Photo by Natasha G

Earl Chinnici ~
The featured photo today is of Sanguinaria canadensis (bloodroot) and I’m confident the opening lines from one of my works-in-progress, Skin Cancer, Black Salve, and Me, will help make sense of why I chose this photo for today’s article.
Convinced three blemishes on my left arm were cancers, I decided to evict them with the help of a certain drawing salve. I believe most people refer to it as black salve. I prefer to call it bloodroot salve after one of its ingredients, the herbaceous perennial Sanguinaria canadensis (bloodroot). The other ingredients of the blend I chose, namely antimony, galangal, and zinc chloride, do not in my humble opinion, lend well to a poetic salve name becoming of this author.

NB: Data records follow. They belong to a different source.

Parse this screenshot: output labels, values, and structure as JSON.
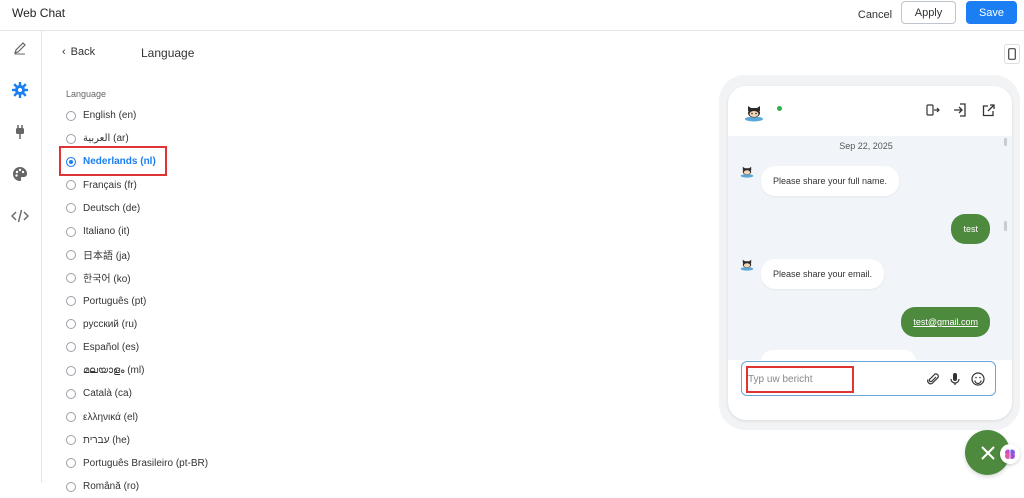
{
  "app": {
    "title": "Web Chat"
  },
  "toolbar": {
    "cancel_label": "Cancel",
    "apply_label": "Apply",
    "save_label": "Save"
  },
  "rail": {
    "icons": [
      "pencil-icon",
      "gear-icon",
      "plug-icon",
      "palette-icon",
      "code-icon"
    ],
    "active": "gear-icon"
  },
  "main": {
    "back_label": "Back",
    "page_title": "Language",
    "section_label": "Language",
    "languages": [
      {
        "label": "English (en)",
        "selected": false
      },
      {
        "label": "العربية (ar)",
        "selected": false
      },
      {
        "label": "Nederlands (nl)",
        "selected": true
      },
      {
        "label": "Français (fr)",
        "selected": false
      },
      {
        "label": "Deutsch (de)",
        "selected": false
      },
      {
        "label": "Italiano (it)",
        "selected": false
      },
      {
        "label": "日本語 (ja)",
        "selected": false
      },
      {
        "label": "한국어 (ko)",
        "selected": false
      },
      {
        "label": "Português (pt)",
        "selected": false
      },
      {
        "label": "русский (ru)",
        "selected": false
      },
      {
        "label": "Español (es)",
        "selected": false
      },
      {
        "label": "മലയാളം (ml)",
        "selected": false
      },
      {
        "label": "Català (ca)",
        "selected": false
      },
      {
        "label": "ελληνικά (el)",
        "selected": false
      },
      {
        "label": "עברית (he)",
        "selected": false
      },
      {
        "label": "Português Brasileiro (pt-BR)",
        "selected": false
      },
      {
        "label": "Română (ro)",
        "selected": false
      }
    ]
  },
  "chat": {
    "date": "Sep 22, 2025",
    "messages": [
      {
        "from": "bot",
        "text": "Please share your full name."
      },
      {
        "from": "user",
        "text": "test"
      },
      {
        "from": "bot",
        "text": "Please share your email."
      },
      {
        "from": "user",
        "text": "test@gmail.com"
      }
    ],
    "input_placeholder": "Typ uw bericht"
  },
  "colors": {
    "accent": "#1b7ef2",
    "user_bubble": "#4e8a3e",
    "highlight": "#e03434"
  }
}
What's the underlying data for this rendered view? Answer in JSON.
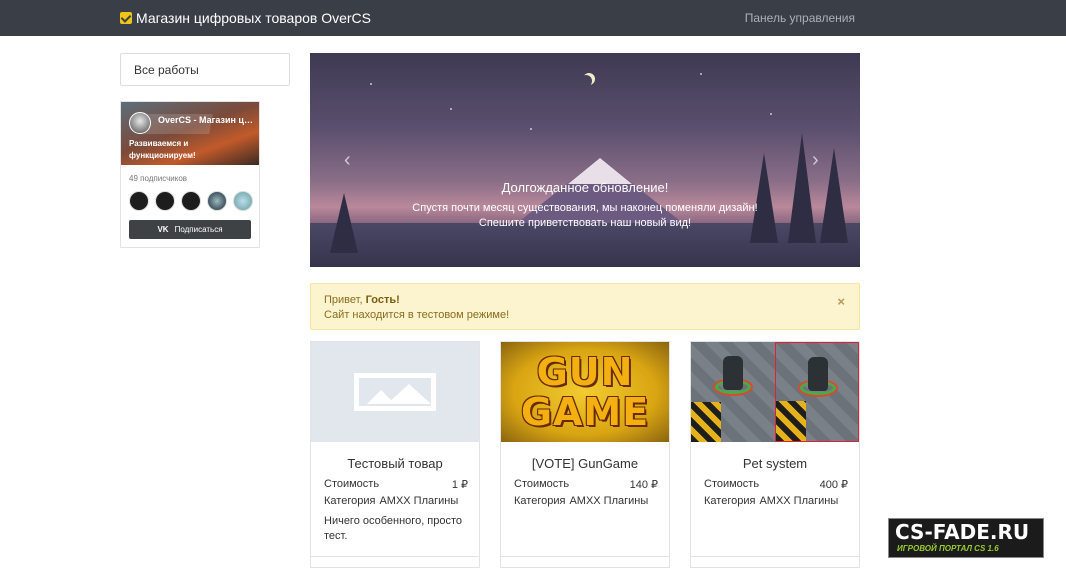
{
  "header": {
    "brand": "Магазин цифровых товаров OverCS",
    "panel_link": "Панель управления"
  },
  "sidebar": {
    "all_works": "Все работы"
  },
  "vk_widget": {
    "group_name": "OverCS - Магазин цифровых товаров",
    "description": "Развиваемся и функционируем!",
    "subscribers": "49 подписчиков",
    "subscribe_button": "Подписаться",
    "vk_logo": "VK"
  },
  "slider": {
    "title": "Долгожданное обновление!",
    "line1": "Спустя почти месяц существования, мы наконец поменяли дизайн!",
    "line2": "Спешите приветствовать наш новый вид!",
    "prev": "‹",
    "next": "›"
  },
  "alert": {
    "greeting_prefix": "Привет, ",
    "greeting_name": "Гость!",
    "message": "Сайт находится в тестовом режиме!",
    "close": "×"
  },
  "products": [
    {
      "title": "Тестовый товар",
      "price_label": "Стоимость",
      "price": "1 ₽",
      "category_label": "Категория",
      "category": "AMXX Плагины",
      "description": "Ничего особенного, просто тест."
    },
    {
      "title": "[VOTE] GunGame",
      "price_label": "Стоимость",
      "price": "140 ₽",
      "category_label": "Категория",
      "category": "AMXX Плагины",
      "image_text_1": "GUN",
      "image_text_2": "GAME"
    },
    {
      "title": "Pet system",
      "price_label": "Стоимость",
      "price": "400 ₽",
      "category_label": "Категория",
      "category": "AMXX Плагины"
    }
  ],
  "watermark": {
    "main": "CS-FADE.RU",
    "sub": "ИГРОВОЙ ПОРТАЛ CS 1.6"
  }
}
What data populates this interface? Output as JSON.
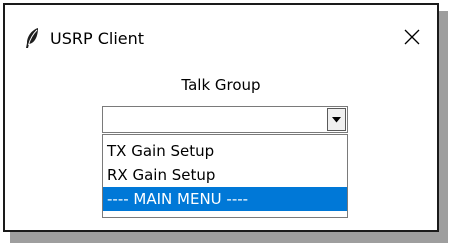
{
  "window": {
    "title": "USRP Client",
    "app_icon": "feather-icon",
    "close_icon": "close-icon"
  },
  "talk_group": {
    "label": "Talk Group",
    "selected_value": "",
    "arrow_icon": "chevron-down-icon",
    "options": [
      {
        "label": "TX Gain Setup",
        "selected": false
      },
      {
        "label": "RX Gain Setup",
        "selected": false
      },
      {
        "label": "---- MAIN MENU ----",
        "selected": true
      }
    ]
  },
  "colors": {
    "selection_background": "#0078d7",
    "selection_text": "#ffffff"
  }
}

Using bloodroot salve to remove skin cancer is controversial, but I’ve been around long enough to realize the science of medicine is no more static than any science. Some things are widely accepted while others are the subject of relentless debate. We can all surely think of one or more substances or plants once widely used and legal, then prohibited and fought against vehemently, only to be legalized again later. Besides, I do not have a primary physician or insurance and even if I did, skin cancer removal might not qualify as an emergency procedure. Bloodroot salve seemed most plausible for me. I do not claim this was a wise decision, but I’m satisfied with the outcome and will probably choose the same again if presented with similar circumstances.

(This work was inadvertently put on hold after my home was destroyed during Hurricane Irma. I might get back to work on it soon. Since it is a short non-fiction, it’s likely my work-in-progress with the least resistance to becoming a completed product.)